Segundo o diretor-geral, para a manutenção do bom desempenho os negócios estarão voltados para o lançamento de produtos na área de internet protocol (IP). Apesar de não revelar, Goulart afirmou que outras estratégias estão sendo desenvolvidas. "No entanto, o momento ainda não é propício para sinalizarmos o que será feito", disse.
A sobrevalorização do real frente ao dólar é visto como uma "faca de dois gumes". Como grande parte dos insumos é importada, por um lado beneficia os negócios porque a empresa consegue diminuir o preço final dos produtos e aumentar o volume de vendas. Em contrapartida, o enfraquecimento da moeda norte-americana favorece a entrada de produtos estrangeiros e prejudica as exportações.

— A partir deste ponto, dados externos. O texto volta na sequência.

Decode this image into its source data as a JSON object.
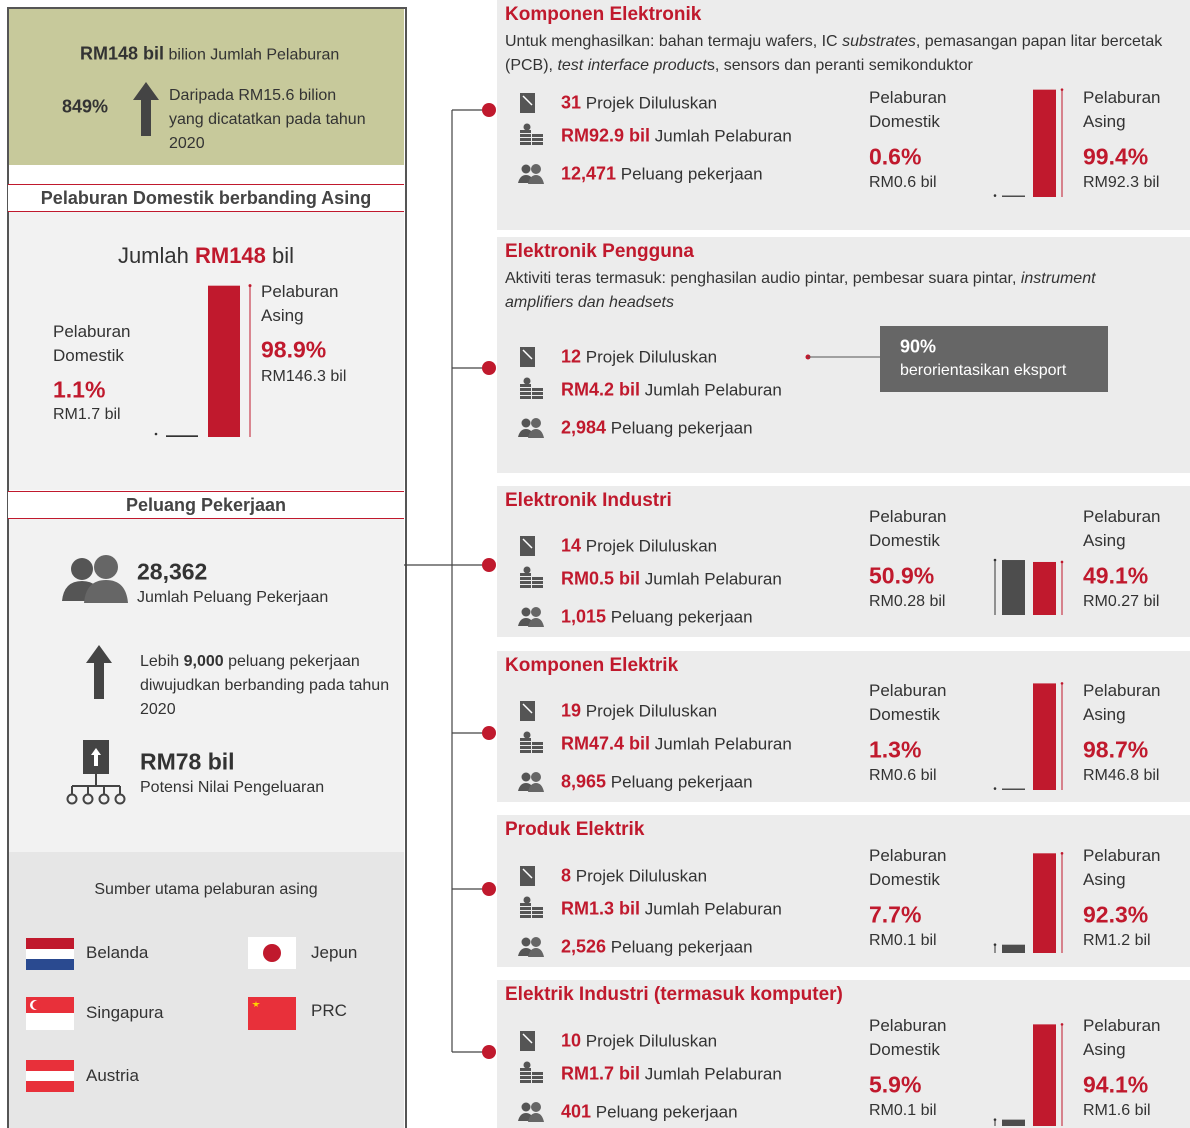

Embora incipientes, os embarques são direcionados para o México e Peru. Já as matérias-primas são compradas nos países asiáticos, europeus e nos Estados Unidos. O desembaraço aduaneiro é realizado no porto seco de Varginha, município localizado na mesma região.
Um dos entraves que a empresa enfrenta é a concorrência, tanto no mercado interno quanto o externo, com os produtos não homologados. "Prejudica as vendas porque competimos com algumas marcas que são mais baratas, mas não têm o aval dos órgãos competentes para estarem no mercado. Falta uma maior fiscalização", explicou.

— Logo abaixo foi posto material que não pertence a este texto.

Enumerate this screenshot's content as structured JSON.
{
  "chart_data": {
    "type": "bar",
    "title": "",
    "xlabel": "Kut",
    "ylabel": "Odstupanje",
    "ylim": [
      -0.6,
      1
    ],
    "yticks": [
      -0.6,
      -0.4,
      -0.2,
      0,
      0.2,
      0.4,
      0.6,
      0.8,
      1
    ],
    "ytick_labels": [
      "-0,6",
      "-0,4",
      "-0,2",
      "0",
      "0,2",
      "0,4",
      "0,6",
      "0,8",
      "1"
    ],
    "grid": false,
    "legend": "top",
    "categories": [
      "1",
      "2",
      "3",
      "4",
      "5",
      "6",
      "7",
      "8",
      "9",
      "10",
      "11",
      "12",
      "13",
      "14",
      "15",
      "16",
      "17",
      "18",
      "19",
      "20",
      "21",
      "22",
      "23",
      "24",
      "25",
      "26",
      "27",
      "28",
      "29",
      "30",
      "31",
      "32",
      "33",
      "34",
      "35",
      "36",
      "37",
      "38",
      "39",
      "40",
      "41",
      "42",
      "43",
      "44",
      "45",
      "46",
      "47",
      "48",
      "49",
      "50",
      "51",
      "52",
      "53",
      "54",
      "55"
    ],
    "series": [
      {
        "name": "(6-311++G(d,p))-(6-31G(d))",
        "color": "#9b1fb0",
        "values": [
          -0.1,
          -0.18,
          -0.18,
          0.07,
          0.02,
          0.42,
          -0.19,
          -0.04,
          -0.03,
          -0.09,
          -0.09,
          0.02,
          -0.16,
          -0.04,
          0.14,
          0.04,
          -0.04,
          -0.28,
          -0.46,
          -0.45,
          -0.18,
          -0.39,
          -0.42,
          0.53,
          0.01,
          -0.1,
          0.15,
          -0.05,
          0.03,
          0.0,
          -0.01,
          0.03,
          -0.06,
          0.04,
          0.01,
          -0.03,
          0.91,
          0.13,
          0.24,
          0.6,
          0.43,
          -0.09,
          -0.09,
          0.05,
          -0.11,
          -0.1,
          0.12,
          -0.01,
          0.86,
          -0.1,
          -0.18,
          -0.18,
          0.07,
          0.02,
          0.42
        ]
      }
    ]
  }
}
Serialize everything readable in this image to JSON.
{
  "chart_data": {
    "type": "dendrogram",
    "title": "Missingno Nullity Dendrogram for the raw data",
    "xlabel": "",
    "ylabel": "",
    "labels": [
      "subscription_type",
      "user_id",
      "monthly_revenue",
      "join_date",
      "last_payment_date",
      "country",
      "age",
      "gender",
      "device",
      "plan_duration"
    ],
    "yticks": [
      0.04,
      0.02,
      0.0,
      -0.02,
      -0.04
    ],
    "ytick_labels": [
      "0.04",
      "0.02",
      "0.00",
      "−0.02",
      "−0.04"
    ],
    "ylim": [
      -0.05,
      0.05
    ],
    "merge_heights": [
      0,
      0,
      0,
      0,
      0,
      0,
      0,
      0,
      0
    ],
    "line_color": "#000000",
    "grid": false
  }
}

Questionado sobre os possíveis benefícios com a implantação do pólo de microeletrônica em Vespasiano, na Região Metropolitana de Belo Horizonte (RMBH), Goulart afirmou que os ganhos serão em relação ao estoque e ao preço do frete. "Não será mais preciso empatar o capital com a formação de estoque. Além disso, haverá uma economia em relação ao frete. Uma coisa é você comprar os insumos na Ásia, outra é adquirir dentro do Estado."